Avenue B Brunette to Bergdorf Blonde: Trade those Filthmart jeans in for a shrunken seersucker blazer ($179) and a jaunty pleated skirt ($89) from CLUB MONACO, the place for ersatz designer goods that are guaranteed to give you that I-work-in-an-art-gallery-but-don’t-really-need-the-money look. Though a pair of genuine Choos and one of those infernal Birkins will boost the verisimilitude of your ensemble, all is not lost if you’re reduced to Nine Wests and a jelly Kelly. Or maybe you should just dump the purse and go barefoot: Pretend you’re one of those women who buy their St. Barts-bound duds at Calypso on Mott Street, where tiered cotton skirts and sparkly Indian tunics are in the $200-to-$250 range. Only you don’t go to Calypso; you go around the corner to DÖ KHAM (51 Prince Street), where similar skirts are $65 and those Indian shirts, albeit absent the sprinkle of sequins and relying merely on traditional embroidery for embellishment, are currently $30 in thin cotton, $40 in tissue silk.

Williamsburg Waif to Museum Moll: The spectacular “Dangerous Liaisons: Fashion and Furniture in the 18th Century” at the Metropolitan Museum of Art’s Costume Institute may make you wish you were a femme du monde with a mile-high coiffure, but where are you going to get a robe à la polonaise? Nowhere, that’s where. Evoke the naughty, bawdy spirit of the 18th century instead with a visit to VICTORIA’S SECRET, where a corset that consists mostly of spidery crisscross lacings in front and nothing but a thong and a few paltry strings in back is $58. Or head for the Brooklyn Museum and take in the retrospective of the late, great Patrick Kelly, whose cheerful, rambunctious clothes and outsize personality caused such a stir in the ’80s. Get the Kelly look by fishing a plain black dress out of your closet and decorating it with multicolored plastic buttons the way Kelly used to do. At the ancient K TRIMMING (519 Broadway), a retail holdout from long before Soho was Soho, the prices are as antediluvian as the setting: Along with all manner of bargain braid, rickrack, patches, studs, beads, and practically anything else you can stick or sew on fabric is a selection of buttons, so vast as to be uncountable, priced from 25 cents to $1.25.

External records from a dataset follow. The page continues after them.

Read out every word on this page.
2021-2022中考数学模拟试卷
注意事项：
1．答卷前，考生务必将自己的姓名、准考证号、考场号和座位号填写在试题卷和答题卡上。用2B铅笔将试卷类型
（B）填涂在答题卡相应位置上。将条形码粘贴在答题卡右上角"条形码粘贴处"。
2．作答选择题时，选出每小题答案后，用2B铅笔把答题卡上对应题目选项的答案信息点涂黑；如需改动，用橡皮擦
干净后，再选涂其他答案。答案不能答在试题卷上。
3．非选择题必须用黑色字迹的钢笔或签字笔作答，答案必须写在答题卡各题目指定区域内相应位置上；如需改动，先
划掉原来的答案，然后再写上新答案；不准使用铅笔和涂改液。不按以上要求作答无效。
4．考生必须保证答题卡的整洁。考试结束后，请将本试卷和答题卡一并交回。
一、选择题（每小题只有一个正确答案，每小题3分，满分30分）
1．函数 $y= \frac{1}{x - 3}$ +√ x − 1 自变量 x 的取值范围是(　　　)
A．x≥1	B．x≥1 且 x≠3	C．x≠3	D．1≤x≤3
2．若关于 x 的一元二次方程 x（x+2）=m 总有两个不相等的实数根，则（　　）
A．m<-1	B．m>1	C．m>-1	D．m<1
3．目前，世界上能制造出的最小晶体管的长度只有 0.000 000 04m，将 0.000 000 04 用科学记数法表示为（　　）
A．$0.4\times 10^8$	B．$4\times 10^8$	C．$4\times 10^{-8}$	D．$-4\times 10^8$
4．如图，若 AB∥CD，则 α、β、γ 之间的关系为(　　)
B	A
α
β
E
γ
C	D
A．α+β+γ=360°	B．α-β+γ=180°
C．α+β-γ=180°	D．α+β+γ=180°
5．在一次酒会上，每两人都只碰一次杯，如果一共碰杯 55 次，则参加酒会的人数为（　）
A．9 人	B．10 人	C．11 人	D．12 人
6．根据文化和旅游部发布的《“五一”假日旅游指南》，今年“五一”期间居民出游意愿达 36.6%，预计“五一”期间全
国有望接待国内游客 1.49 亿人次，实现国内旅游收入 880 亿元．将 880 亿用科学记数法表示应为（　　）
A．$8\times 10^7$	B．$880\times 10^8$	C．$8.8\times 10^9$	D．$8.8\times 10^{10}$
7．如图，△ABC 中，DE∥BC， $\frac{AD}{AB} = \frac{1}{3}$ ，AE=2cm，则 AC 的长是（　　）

Gap Galumpher to Galliano Gal: Why settle for chain store duds when you can look like you just stepped off a Paris runway? At FREAKS LOUNGE (18 West 8th Street), the stock is so cheerfully nutty it could have come from the fevered dreams of the mad John Galliano, only here everything is less than $100 rather than more than $1,000. An ankle-length, skintight cotton-knit dress features three faces of someone who looks like Alex in A Clockwork Orange but turns out, we surmise, to be a member of the Adicts, since that is what’s inscribed over his trio of heads ($99); short as it is, a minuscule Chinese silk skirt sports black tulle ruff at its frisky hem ($54). Galliano too tame for you? Then go to and take a look at Rei Kawakubo’s Comme des Garçons collections: For spring 2004 she features virtually topless models clad in humongous skirts; for fall 2004 the mannequins’ lipstick covers only half their mouths, an innovative—and inexpensive!—way to stay ahead of the fashion pack. This special makeup will take practice, so hightail it over to SEPHORA, where $45 will buy a kit by Lola that contains 12 little lipsticks and is called the Gloss Menagerie (Tennessee is rolling). Now just take off your shirt, make up half your face, put on the weirdest skirt you can find, and get ready for your big reveal.